Notes and Editorial Reviews
A good specimen of lateral thinking here: at least in as far as it crosses catalogues, years and performers, and comes up with a new combination. Here are three works for voice and orchestra, two choral, one for soloist, written between 1969 and 1974 (though I believe This Worlde's Joie also incorporates two settings from a Cantata in Praise of Love written in 1959). They have a good deal in common yet enough separate identity for them to comprise an acceptably varied programme, the Elegy for a Prince forming a relatively tough and tangy item to be sandwiched in between the choral collections. Of these, Ave Rex is a set of carols, ''Sir Christmas'' being now by far the best known, and This Worlde's Joie a cantata in four movements, nearly 50 minutes long, employing a boys' choir as well as the usual forces of soloists, mixed choir and orchestra.

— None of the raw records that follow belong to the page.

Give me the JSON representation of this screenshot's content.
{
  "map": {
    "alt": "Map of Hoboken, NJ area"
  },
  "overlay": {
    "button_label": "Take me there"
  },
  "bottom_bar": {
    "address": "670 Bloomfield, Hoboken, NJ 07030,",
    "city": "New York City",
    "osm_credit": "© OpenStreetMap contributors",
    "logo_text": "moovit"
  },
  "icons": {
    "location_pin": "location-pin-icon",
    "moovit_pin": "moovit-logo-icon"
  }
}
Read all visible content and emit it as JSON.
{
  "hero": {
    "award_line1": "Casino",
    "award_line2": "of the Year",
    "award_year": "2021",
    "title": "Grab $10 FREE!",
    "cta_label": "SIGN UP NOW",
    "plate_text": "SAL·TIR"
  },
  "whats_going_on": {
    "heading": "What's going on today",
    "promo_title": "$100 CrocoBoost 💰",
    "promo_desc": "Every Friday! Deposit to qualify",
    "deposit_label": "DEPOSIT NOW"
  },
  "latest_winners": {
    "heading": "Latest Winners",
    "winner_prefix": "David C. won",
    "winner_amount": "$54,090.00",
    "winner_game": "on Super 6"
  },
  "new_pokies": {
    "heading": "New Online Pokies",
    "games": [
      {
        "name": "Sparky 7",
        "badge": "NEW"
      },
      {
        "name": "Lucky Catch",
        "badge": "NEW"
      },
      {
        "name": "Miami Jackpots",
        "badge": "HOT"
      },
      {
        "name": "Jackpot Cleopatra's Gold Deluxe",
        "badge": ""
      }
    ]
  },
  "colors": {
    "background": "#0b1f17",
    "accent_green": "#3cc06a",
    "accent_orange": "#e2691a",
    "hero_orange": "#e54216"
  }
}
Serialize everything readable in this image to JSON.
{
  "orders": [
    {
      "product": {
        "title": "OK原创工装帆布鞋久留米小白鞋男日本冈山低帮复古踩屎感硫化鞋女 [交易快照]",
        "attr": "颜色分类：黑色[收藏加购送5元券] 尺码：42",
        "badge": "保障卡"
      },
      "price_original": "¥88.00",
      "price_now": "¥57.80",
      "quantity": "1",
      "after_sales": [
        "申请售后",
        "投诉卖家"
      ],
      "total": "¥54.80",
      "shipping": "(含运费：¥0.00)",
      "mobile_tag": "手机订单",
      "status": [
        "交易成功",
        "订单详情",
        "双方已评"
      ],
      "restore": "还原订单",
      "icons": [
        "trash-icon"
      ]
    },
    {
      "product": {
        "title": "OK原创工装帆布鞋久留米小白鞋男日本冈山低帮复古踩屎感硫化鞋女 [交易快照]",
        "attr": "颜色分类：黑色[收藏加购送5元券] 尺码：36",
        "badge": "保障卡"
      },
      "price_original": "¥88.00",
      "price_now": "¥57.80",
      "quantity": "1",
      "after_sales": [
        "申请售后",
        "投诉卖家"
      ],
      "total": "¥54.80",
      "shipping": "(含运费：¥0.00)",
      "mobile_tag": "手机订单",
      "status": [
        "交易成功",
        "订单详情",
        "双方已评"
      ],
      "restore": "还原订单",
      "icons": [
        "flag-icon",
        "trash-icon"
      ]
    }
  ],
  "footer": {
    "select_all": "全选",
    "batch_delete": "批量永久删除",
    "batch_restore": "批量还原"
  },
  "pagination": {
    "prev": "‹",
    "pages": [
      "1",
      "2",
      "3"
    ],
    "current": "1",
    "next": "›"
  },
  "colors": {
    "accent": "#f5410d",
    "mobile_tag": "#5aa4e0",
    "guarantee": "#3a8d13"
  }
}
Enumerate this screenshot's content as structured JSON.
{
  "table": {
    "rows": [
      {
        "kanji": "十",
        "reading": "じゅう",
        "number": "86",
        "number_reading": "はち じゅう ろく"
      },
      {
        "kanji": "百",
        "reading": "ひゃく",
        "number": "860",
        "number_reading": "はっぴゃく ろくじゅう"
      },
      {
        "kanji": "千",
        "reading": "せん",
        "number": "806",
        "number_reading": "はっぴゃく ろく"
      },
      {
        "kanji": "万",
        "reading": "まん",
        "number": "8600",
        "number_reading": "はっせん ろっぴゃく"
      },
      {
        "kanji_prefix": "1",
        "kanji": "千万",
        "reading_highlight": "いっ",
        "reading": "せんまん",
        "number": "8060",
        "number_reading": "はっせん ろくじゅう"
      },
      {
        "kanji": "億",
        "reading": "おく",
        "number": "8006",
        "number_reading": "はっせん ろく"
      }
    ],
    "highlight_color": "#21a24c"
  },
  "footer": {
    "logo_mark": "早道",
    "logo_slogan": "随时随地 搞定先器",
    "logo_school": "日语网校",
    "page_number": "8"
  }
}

This, of course, makes us think of Britten, and indeed it is difficult not to think of him, and to a lesser extent Tippett, throughout the disc. In his useful booklet-note, Geraint Lewis acknowledges this but expresses it in terms of ''occasional points of contact and homage'', which is probably excessively diplomatic. We are still, I think, too close to these composers of our time to avoid the word 'derivative': in a few more years it will probably not matter or affect enjoyment, which, irrespective of such questions, is still quite considerable. This Worlde's Joie moves delightfully from one good setting to another, always contriving to unify the structure and work effectively towards climax and contrast. The Prince of the Elegy is Llywelyn ap Gruffudd, killed by English soldiers in 1282: a stern mood prevails, the orchestral writing harder and more austere than the composer's usual style though it yields to some tender expression in the last section.
Sir Geraint Evans, who gave the Elegy's first performance at Llandaff in 1972, sings with authority and dark coloration (for the most part the tessitura is low, rising towards the end and finishing with a sustained soft high E). The soloists in the cantata are excellent and I couldn't help wondering why more was not heard on record of Janet Price. Willcocks and Atherton conduct with vigour and care for detail, and the recordings are admirably clean. In the original review of This Worlde's Joie Trevor Harvey found the words ''not all that clear'', but this seems largely to have been remedied, and indeed one of the best features of Mathias's writing for voices is that he is habitually careful to make the music serve the words and not obscure them.